Markov Decision Processes and Hybrid Models

These combine Markov models with decision trees or incorporate probabilistic decision-making over time. These techniques are used in a minority of studies to model complex treatment strategies, such as ITI protocols or switching therapies.

They offer a flexible structure for complex decisions, with the ability to model both short-term and long-term outcomes. However, they are complex to design and validate and are harder to interpret, and as such are less commonly used. They are best suited to evaluating multi-step treatment strategies or mixed populations.
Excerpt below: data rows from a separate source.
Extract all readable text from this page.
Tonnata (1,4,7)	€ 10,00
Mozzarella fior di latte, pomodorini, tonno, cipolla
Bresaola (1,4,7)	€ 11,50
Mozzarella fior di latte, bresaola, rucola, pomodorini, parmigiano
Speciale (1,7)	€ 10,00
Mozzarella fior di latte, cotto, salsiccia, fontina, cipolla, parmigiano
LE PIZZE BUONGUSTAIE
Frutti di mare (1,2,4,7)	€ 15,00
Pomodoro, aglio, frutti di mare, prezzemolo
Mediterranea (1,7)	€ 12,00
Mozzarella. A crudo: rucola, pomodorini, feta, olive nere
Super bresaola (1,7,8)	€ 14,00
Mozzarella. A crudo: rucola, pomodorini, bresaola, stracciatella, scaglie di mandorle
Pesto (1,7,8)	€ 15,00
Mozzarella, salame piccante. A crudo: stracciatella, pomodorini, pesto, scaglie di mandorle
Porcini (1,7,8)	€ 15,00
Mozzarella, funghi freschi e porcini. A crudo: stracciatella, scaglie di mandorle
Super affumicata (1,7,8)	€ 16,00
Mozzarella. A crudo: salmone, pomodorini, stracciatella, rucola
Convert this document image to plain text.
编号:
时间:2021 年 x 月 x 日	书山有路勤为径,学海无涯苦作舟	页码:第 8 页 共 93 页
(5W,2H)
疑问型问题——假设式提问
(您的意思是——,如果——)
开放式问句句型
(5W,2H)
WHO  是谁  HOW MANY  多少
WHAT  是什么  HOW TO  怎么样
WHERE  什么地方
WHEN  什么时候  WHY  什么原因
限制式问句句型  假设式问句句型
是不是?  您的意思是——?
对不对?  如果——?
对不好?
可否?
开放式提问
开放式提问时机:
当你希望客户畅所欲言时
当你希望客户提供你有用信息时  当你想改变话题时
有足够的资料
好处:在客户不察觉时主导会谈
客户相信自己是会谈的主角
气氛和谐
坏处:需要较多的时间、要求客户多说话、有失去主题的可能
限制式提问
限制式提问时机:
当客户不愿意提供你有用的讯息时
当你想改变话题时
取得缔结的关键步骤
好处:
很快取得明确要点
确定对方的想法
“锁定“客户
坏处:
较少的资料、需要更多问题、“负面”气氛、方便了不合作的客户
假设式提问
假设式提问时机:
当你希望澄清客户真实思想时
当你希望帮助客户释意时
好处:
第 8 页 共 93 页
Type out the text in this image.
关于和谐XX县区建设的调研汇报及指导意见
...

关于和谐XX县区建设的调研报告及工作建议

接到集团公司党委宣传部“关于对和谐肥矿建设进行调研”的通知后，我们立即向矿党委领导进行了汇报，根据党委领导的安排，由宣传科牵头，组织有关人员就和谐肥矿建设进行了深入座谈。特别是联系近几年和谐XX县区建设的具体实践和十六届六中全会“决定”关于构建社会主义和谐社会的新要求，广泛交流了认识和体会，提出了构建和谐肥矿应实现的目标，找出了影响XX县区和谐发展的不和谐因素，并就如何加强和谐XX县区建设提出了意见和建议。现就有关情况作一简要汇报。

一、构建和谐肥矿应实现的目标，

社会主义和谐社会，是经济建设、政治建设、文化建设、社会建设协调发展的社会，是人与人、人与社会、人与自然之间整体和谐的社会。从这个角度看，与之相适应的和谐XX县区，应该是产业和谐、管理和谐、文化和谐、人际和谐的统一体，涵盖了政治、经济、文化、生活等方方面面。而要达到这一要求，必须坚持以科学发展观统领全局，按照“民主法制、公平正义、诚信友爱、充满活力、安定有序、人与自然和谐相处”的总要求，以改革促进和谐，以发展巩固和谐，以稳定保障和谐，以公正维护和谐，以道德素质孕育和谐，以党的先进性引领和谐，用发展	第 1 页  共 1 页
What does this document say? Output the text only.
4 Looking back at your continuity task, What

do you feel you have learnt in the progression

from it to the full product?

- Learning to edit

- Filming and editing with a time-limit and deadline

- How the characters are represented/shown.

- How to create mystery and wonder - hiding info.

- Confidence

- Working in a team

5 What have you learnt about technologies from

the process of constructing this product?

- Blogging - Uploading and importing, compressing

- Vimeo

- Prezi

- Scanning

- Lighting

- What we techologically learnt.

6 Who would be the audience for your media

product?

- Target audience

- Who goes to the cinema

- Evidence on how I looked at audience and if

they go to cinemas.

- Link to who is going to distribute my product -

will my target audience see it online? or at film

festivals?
Key Considerations for Model Selection

In choosing an appropriate model type, there are a number of aspects to consider:

1. Time Horizon: Most studies used a lifetime horizon, appropriate for chronic conditions like haemophilia.

2. Cycle Length: One-year cycles were common, though shorter cycles (e.g., weekly) were used for gene therapy and acute treatments.

3. Health States: Bleeding events, especially joint bleeds, were central to most models. Some included joint damage, surgery, or Pettersson scores.

4. Clinical Outcomes: QALYs were the most reported outcome, often derived from literature. Few studies collected primary utility data.

Overall, Markov models are ideal for chronic, recurrent conditions and decision trees for short-term interventions. However, for personalized therapies, microsimulation can be considered. Model choice should be justified based on disease characteristics and treatment complexity.

Conclusion:

Modelling techniques in economic evaluation must be tailored to the nature of bleeding disorders and the interventions being assessed. While Markov models dominate, individual-level approaches are gaining relevance with the rise of personalised medicine. Transparent, well-justified modelling is essential to support HTA and ensure equitable access to innovative therapies.

References:

- Prameyllawati DM, Lingsma HF, Cnossen MH, ten Ham RMT. A Systematic Review of Modelling Approaches in Economic Evaluations of Treatments for Inherited Bleeding Disorders. Appl Health Econ Health Policy. 2025. https://doi.org/10.1007/s40258-025-00996-3

- Barton P, Bryan S, Robinson S. Modelling in the economic evaluation of healthcare. J Health Serv Res Policy. 2004;9(2):110–8.

- Briggs A et al. Decision Modelling for Health Economic Evaluation. Oxford University Press; 2006.